C&RB CLUB RECIPE
Tea Smoked Shrimp with Mint-Ginger Chimichurri
Himalayan Salt Block
Coarse Rock Salt (Ice Cream Salt)
Pickling spice or other spice mix
2 oz. fresh mint
1 oz. fresh ginger, peeled and grated
1 large piece of garlic, peeled and grated
Juice of one lemon
1 tsp. extra virgin olive oil
Salt and pepper
8 peeled and deveined U-12 count shrimp
1 Tbsp. olive oil
1 tin loose tea leaves
For garnish:
2 scallions, frilled and chilled
Red pepper filet julienne
Wood Chips
Procedure:
- Slowly heat the salt block adjusting the oven by 50 degree increments to 450°F.
- While the salt blocks are heating, mix the rock salt with the pickling spice mix and spread the mix over the serving platter to insulate the platted from the hot salt block. The pickling spice will lend a note of spice to the air when the block is set upon it.
- Place the mint, ginger, garlic, lemon juice and olive oil in a food processor or high speed blender and puree.

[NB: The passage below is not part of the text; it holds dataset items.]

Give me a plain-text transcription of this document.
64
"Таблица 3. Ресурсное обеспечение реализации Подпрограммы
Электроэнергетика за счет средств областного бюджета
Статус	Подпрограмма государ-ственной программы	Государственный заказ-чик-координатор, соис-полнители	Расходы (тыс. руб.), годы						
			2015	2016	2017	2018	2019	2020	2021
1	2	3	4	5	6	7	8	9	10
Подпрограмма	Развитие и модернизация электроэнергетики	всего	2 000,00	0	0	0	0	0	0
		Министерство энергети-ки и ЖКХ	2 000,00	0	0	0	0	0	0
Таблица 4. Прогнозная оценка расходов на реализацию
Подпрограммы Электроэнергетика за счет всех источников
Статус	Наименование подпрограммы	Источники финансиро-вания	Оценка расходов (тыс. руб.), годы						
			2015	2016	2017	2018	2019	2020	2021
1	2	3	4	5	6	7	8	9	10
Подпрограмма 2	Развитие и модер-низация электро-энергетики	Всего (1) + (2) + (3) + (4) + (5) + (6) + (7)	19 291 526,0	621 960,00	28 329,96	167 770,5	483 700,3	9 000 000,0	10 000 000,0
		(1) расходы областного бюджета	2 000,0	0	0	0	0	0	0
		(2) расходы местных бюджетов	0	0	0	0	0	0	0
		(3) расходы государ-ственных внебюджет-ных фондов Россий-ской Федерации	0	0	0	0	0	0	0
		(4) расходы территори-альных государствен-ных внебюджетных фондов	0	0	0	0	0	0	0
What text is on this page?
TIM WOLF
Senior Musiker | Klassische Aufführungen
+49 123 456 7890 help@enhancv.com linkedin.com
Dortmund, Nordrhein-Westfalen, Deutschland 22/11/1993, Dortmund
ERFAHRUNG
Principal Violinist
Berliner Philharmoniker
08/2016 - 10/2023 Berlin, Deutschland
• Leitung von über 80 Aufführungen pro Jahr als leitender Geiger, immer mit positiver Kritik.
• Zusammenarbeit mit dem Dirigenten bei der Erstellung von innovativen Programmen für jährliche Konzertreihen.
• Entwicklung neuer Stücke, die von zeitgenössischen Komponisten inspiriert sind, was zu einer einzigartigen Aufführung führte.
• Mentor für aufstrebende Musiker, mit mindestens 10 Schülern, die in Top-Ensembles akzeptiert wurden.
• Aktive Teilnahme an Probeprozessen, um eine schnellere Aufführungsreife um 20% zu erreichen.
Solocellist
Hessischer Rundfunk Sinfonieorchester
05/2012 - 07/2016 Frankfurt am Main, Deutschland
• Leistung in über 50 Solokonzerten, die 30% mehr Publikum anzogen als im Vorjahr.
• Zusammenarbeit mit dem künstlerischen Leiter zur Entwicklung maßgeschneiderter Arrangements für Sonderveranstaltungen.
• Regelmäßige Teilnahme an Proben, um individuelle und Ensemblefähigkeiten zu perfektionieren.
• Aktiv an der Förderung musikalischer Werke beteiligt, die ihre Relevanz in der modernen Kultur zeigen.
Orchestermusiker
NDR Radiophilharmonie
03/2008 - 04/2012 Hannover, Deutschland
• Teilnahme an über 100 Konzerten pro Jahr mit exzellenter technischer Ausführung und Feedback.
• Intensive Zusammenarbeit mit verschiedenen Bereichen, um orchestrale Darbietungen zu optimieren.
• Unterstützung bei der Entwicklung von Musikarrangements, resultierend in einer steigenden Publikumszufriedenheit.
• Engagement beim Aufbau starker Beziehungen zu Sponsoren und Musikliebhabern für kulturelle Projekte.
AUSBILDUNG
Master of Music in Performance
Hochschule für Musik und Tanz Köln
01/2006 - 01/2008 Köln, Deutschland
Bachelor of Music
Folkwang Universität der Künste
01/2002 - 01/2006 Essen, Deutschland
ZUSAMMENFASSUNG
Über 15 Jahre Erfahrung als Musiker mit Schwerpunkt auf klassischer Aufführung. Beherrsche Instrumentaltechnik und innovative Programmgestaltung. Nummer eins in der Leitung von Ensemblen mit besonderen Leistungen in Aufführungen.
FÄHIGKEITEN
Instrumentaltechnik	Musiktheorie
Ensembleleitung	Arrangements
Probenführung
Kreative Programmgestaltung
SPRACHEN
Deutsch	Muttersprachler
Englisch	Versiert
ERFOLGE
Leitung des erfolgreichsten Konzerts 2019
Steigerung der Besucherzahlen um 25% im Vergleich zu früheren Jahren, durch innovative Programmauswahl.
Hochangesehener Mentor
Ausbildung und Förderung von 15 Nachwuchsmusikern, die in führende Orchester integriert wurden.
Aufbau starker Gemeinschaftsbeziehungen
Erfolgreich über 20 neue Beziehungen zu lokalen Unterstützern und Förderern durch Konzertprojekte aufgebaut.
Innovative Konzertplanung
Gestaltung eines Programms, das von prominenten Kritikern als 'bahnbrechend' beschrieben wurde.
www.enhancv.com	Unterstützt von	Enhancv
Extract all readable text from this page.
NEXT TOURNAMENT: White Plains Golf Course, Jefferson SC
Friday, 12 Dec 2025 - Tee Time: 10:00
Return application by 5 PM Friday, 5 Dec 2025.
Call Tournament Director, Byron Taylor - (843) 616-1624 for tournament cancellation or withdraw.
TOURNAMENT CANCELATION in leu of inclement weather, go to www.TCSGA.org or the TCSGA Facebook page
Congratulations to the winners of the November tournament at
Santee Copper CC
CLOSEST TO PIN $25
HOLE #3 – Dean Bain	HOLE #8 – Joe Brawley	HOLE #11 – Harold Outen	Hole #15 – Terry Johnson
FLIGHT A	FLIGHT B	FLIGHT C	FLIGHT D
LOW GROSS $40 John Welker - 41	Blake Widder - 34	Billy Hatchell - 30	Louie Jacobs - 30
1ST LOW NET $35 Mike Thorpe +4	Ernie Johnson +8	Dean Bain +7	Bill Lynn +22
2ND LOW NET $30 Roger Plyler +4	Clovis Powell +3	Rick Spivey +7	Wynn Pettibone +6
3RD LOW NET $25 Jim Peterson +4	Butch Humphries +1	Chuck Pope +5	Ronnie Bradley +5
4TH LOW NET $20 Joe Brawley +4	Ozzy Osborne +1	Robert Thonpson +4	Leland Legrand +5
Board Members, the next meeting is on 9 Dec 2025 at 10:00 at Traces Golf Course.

- Season with salt and pepper.
- Butterfly the shrimp, leaving the tails on, toss with the tablespoon of olive oil, and arrange on a baking sheet with the tails curled upwards. Around the outside edges of the baking sheet, sprinkle the dry tea leaves.
- Cover the baking dish and place on a grill until the tea begins to smoke. Set aside and keep covered, allowing the smoke to permeate the shrimp. Place the shrimp on the hot salt blocks in the oven and allow to cook until done to your liking.
- Transfer the salt block from the oven to the serving platter covered with rock salt and spices. Drizzle the shrimp with the chimichurri, garnish with the scallion and pepper curls. Ignite a piece of wood chip and place on the back of the dish and serve it smoking.
Submitted by Marvin Messenger, Executive Chef, Pelican Marsh Golf Club, Naples, Fla.